First things first. She's in college and has a long-distance boyfriend. The chances on that ending up being her last boyfriend who she marries are very low. She likes you and is clearly looking to change relationships and have a boyfriend who is around. He is no doubt dating other women wherever he's at.

 

Freud was wrong about some things, but he wasn't wrong about coincidences, and Jung backs him up on that. She showed you those photos as a cry for help or else to let you know she's been putting up with this. She may be looking to be rescued. I don't know. But don't let her put you off about this.

 

 

Talk to her and tell her you want her to be your girlfriend. You clearly care about her. I don't know what's stopping you. Tell her you want exclusivity too and that if she wants to be together, she needs to let her old bf know.

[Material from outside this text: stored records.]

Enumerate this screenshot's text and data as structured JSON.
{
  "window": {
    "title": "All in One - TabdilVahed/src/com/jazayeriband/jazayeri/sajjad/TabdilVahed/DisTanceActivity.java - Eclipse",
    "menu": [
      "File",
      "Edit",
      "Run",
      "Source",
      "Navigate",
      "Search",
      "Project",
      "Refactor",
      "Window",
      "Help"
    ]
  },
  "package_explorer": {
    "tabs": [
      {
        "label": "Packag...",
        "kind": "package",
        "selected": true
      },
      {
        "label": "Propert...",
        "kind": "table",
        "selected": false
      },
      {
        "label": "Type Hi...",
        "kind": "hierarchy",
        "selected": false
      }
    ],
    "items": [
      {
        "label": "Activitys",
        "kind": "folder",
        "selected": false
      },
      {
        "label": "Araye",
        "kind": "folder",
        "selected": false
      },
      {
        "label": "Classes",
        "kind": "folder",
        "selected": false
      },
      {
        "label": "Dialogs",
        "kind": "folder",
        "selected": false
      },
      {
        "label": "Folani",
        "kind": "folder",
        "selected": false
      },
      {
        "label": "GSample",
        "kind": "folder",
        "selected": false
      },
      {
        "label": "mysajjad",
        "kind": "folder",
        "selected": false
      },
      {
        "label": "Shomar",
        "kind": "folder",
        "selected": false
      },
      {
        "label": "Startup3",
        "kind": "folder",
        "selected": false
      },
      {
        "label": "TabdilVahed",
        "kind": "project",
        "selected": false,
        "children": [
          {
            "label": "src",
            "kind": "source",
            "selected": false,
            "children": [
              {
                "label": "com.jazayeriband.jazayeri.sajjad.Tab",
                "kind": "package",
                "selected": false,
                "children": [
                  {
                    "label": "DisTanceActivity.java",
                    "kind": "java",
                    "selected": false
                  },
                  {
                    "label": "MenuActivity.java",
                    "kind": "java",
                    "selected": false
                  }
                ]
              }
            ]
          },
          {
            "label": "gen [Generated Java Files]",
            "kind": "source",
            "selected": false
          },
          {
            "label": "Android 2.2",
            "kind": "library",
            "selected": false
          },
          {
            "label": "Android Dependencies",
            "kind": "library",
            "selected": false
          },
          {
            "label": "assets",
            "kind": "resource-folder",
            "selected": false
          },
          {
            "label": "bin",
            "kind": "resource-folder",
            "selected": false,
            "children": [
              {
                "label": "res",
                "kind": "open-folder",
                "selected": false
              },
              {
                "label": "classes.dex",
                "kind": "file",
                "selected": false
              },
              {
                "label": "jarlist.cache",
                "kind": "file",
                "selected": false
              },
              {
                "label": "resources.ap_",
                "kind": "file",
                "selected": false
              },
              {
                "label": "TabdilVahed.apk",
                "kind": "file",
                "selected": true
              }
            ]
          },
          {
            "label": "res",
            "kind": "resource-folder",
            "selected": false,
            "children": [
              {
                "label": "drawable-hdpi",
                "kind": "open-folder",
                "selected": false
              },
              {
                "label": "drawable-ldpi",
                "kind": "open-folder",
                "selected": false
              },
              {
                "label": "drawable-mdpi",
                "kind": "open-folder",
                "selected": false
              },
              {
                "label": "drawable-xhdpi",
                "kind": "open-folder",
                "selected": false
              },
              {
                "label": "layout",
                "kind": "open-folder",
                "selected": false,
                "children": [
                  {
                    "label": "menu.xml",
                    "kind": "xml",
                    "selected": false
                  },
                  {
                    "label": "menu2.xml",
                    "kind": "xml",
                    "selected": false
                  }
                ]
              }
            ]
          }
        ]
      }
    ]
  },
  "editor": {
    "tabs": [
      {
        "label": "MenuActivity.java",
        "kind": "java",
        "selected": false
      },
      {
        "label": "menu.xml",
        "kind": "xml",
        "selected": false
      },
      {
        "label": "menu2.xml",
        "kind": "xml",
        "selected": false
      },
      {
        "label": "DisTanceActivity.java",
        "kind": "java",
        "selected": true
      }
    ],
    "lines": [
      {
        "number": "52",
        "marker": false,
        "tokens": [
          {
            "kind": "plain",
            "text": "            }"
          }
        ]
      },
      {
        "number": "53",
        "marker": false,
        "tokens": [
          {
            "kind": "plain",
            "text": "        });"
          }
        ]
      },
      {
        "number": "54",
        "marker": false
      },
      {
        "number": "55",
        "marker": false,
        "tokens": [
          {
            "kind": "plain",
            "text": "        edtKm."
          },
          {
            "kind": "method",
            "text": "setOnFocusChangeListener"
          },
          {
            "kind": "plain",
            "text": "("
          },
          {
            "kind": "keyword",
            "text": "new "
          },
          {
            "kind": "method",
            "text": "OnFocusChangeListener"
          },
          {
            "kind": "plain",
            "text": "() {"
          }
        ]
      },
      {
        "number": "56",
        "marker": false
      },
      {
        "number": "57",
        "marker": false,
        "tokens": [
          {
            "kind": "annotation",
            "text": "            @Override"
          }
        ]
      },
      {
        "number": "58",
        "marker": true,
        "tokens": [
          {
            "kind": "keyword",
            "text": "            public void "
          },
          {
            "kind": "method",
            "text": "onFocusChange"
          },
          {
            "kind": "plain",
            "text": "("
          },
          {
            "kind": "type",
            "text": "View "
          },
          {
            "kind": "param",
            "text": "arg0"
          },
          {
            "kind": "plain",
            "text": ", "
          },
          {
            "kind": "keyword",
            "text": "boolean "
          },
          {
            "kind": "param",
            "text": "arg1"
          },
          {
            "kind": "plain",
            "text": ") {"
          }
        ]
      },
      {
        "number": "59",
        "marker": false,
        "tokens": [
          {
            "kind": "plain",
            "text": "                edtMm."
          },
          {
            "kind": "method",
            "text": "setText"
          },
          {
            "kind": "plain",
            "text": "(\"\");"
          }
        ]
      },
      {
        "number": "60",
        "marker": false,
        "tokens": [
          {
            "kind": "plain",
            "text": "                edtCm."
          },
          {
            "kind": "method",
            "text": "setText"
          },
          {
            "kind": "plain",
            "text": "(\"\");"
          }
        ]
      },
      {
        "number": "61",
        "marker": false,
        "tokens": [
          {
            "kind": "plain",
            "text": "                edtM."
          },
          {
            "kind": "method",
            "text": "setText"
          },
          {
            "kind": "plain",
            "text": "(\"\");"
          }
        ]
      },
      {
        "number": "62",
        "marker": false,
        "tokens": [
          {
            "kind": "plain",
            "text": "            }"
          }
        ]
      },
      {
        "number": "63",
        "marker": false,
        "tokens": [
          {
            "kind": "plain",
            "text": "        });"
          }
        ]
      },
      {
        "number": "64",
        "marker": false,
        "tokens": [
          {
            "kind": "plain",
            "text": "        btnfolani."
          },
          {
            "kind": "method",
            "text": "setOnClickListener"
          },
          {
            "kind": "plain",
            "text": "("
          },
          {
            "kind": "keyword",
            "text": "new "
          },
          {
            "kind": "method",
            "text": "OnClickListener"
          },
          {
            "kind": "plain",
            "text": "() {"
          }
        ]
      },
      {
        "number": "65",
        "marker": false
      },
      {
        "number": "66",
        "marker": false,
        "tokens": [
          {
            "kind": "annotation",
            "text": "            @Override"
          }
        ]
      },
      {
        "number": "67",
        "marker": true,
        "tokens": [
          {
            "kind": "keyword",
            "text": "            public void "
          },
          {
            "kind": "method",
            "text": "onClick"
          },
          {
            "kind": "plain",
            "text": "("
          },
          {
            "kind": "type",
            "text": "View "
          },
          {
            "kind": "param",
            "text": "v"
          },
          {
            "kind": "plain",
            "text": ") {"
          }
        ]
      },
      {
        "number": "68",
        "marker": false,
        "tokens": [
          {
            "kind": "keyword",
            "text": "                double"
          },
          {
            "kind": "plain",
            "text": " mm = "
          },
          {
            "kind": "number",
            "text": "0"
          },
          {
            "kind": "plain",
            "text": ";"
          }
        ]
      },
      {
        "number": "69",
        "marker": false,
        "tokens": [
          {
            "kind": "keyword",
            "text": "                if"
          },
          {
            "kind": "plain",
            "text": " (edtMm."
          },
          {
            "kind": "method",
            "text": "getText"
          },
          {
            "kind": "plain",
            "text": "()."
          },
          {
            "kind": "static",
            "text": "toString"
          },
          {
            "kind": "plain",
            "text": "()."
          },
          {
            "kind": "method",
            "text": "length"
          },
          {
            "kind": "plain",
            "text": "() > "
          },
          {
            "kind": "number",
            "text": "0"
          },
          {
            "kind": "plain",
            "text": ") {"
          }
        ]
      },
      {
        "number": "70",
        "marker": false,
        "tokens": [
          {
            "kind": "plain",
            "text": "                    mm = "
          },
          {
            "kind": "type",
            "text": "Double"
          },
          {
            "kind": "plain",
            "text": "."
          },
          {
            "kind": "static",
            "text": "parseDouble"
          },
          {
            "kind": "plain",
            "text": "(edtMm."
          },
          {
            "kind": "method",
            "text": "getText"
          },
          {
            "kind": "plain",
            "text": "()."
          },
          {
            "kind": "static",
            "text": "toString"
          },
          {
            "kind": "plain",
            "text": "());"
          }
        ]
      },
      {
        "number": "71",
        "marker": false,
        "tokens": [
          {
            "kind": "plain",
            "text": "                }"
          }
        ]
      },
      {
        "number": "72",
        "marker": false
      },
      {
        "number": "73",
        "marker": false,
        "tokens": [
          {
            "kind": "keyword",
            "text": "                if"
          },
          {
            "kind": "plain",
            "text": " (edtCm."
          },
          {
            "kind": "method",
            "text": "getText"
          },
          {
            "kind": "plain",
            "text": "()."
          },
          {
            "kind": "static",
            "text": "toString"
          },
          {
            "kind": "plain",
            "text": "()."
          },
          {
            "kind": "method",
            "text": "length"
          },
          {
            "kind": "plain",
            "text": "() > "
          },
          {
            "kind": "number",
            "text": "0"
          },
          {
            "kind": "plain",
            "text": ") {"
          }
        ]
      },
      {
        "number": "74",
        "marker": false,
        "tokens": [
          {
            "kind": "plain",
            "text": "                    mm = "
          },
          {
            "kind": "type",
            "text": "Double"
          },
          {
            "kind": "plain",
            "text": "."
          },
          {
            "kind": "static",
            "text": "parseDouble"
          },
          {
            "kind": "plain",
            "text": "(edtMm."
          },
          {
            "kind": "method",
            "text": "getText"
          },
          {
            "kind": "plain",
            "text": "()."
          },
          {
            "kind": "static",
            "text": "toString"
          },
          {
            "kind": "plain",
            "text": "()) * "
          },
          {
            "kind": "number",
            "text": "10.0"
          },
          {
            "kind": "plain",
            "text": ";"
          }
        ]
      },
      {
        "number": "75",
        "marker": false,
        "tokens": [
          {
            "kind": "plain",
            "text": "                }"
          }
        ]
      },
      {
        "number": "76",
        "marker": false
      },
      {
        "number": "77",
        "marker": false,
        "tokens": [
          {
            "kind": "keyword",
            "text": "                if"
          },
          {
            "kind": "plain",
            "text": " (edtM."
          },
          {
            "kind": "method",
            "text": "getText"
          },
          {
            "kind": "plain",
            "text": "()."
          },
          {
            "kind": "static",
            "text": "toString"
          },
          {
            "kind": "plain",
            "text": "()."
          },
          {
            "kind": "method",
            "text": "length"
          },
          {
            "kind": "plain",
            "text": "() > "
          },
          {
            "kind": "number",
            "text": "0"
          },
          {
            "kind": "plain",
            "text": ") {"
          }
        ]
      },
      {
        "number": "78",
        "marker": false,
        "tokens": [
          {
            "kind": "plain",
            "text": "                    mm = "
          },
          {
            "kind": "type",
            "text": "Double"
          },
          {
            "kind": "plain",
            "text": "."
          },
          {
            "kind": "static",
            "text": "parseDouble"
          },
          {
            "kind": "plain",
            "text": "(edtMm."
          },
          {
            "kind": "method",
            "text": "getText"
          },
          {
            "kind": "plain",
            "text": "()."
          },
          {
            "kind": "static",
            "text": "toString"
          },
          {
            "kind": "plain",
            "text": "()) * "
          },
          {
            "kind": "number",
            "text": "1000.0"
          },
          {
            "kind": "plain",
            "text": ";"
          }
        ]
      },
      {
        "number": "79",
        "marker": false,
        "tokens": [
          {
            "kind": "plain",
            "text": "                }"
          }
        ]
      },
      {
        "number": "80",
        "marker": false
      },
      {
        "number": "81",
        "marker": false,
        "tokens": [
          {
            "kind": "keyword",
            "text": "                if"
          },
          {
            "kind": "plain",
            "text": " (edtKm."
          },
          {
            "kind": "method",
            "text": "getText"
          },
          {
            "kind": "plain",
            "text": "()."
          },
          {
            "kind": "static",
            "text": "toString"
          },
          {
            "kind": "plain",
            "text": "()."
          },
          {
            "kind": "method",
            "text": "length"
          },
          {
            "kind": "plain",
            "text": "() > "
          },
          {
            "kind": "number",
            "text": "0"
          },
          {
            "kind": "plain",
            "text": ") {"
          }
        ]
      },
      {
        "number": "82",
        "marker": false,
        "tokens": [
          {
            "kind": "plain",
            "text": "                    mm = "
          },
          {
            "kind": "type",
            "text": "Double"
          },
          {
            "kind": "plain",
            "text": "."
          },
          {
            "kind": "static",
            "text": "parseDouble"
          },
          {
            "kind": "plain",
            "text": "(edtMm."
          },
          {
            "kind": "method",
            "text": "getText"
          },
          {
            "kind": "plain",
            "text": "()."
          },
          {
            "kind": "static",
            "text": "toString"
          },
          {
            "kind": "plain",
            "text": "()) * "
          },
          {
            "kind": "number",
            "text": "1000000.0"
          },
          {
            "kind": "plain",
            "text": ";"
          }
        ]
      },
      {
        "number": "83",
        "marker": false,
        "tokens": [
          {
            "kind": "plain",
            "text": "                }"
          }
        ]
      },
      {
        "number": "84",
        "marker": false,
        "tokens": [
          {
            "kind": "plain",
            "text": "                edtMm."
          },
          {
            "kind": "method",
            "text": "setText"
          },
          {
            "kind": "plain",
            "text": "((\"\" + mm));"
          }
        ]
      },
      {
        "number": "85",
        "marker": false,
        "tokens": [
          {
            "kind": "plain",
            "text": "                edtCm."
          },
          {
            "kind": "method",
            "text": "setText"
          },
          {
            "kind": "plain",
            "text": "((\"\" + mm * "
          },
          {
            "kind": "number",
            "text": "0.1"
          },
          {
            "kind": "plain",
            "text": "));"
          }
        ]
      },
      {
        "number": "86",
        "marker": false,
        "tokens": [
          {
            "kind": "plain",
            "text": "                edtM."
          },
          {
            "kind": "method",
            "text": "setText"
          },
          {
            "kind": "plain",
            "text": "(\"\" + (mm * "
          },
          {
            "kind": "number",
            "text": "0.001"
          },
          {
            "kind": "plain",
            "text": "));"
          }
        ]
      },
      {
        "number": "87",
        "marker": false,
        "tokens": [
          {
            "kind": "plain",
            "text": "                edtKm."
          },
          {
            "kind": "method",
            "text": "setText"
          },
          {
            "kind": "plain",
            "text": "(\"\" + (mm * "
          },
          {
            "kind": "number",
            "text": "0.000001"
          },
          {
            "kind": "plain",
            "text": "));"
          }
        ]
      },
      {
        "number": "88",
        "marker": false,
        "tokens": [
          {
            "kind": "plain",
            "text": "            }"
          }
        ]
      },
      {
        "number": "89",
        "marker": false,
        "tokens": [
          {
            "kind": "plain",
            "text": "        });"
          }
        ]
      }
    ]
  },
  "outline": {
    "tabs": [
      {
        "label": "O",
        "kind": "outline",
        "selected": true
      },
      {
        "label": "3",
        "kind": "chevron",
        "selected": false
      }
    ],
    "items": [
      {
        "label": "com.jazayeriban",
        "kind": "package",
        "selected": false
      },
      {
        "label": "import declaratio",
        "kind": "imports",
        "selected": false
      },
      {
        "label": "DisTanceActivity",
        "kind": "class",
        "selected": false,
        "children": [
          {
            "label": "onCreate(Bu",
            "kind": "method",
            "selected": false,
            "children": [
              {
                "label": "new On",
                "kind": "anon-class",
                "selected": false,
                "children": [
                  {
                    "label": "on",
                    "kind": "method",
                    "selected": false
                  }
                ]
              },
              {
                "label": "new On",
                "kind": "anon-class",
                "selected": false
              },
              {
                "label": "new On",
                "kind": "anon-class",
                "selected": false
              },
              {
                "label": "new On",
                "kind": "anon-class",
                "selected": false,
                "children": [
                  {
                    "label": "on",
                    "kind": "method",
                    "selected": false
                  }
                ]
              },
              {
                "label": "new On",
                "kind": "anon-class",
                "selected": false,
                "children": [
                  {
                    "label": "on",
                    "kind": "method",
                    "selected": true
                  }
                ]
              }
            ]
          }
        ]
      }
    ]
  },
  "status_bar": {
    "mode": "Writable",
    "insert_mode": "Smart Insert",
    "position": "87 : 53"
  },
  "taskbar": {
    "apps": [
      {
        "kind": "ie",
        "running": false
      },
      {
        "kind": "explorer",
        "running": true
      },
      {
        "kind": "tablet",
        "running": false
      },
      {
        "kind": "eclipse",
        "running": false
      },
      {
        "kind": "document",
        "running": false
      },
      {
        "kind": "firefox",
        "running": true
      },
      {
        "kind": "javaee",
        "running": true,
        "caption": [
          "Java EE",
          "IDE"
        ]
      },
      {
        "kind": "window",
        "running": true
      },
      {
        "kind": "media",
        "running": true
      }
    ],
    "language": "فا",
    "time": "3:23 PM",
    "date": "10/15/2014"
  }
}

Try not to let them alone together in case it's him hitting her.

 

But if she insists on continuing to see him, you need to let her know how foolish she's being and that she's in an abusive relationship and that you are not going to stand by while she lays down on the railroad tracks, and then bail out and move on.

 

If she convinces you this is truly from the distant past, which I doubt, find out who and make her tell you it's not her current boyfriend at all before you commit in any way.

  • Author
Posted
First things first. She's in college and has a long-distance boyfriend. The chances on that ending up being her last boyfriend who she marries are very low. She likes you and is clearly looking to change relationships and have a boyfriend who is around. He is no doubt dating other women wherever he's at.

 

Freud was wrong about some things, but he wasn't wrong about coincidences, and Jung backs him up on that. She showed you those photos as a cry for help or else to let you know she's been putting up with this. She may be looking to be rescued. I don't know. But don't let her put you off about this.

 

 

Talk to her and tell her you want her to be your girlfriend. You clearly care about her. I don't know what's stopping you. Tell her you want exclusivity too and that if she wants to be together, she needs to let her old bf know. Try not to let them alone together in case it's him hitting her.

 

But if she insists on continuing to see him, you need to let her know how foolish she's being and that she's in an abusive relationship and that you are not going to stand by while she lays down on the railroad tracks, and then bail out and move on.

 

If she convinces you this is truly from the distant past, which I doubt, find out who and make her tell you it's not her current boyfriend at all before you commit in any way.

 

Well I really liked her last year when I met her and I did want to date her. However that was before I knew she had a boyfriend. After I found out, I respected that and I respected her and I didn't want to do anything. I still liked her a lot but I could not force myself to do anything to hurt her. The primary reason I left for the summer, I could have stayed to continue my research, was to clear my head. I thought I was over it when I came back but I guess I was not.

 

She also revealed to me before that in middle and high school she would cut herself when she was depressed. She said it was a phase that she went through but is better now. However when I saw those photos, I was very concerned. She was a really great friend and I really bonded with her, that's why I felt so concerned. I want to try to help her through it but I feel like **** because she keeps telling me that she's OK and I don't know what to do.

 

I also know the guy she is dating. The guy was a former roommate/friend of my adviser. He is 38 or 39. They apparently met at some leadership academy over the summer in Italy. Lisa is from Italy and she went to that academy two summers ago. I did not know any of this until I got to know and developed a crush on Lisa last semester. The guy does not sound abusive at all and I've talked to her about him before and she never said he was abusive. I knew her for a long time and I know she didn't cut herself before.

 

I also noticed that Lisa seems to be ignoring me a bit, at least she takes much longer to reply on messenger and is usually something very brief. Normally she would message me a lot but hasn't. She also seems to be ignoring me and avoiding eye contact in the lab. However I give her a ride to the lab and home because she doesn't have a car and it seems fine in the car when we talk alone. We talk about things unrelated to the incident. However after that I feel like she's ignoring me. I may be overthinking this because I am distressed but I wish I knew what to do. I've never been in any serious relationships and never dealt with something like this so it hurts a lot. I wish our relationship could go back to how it was before last Thursday.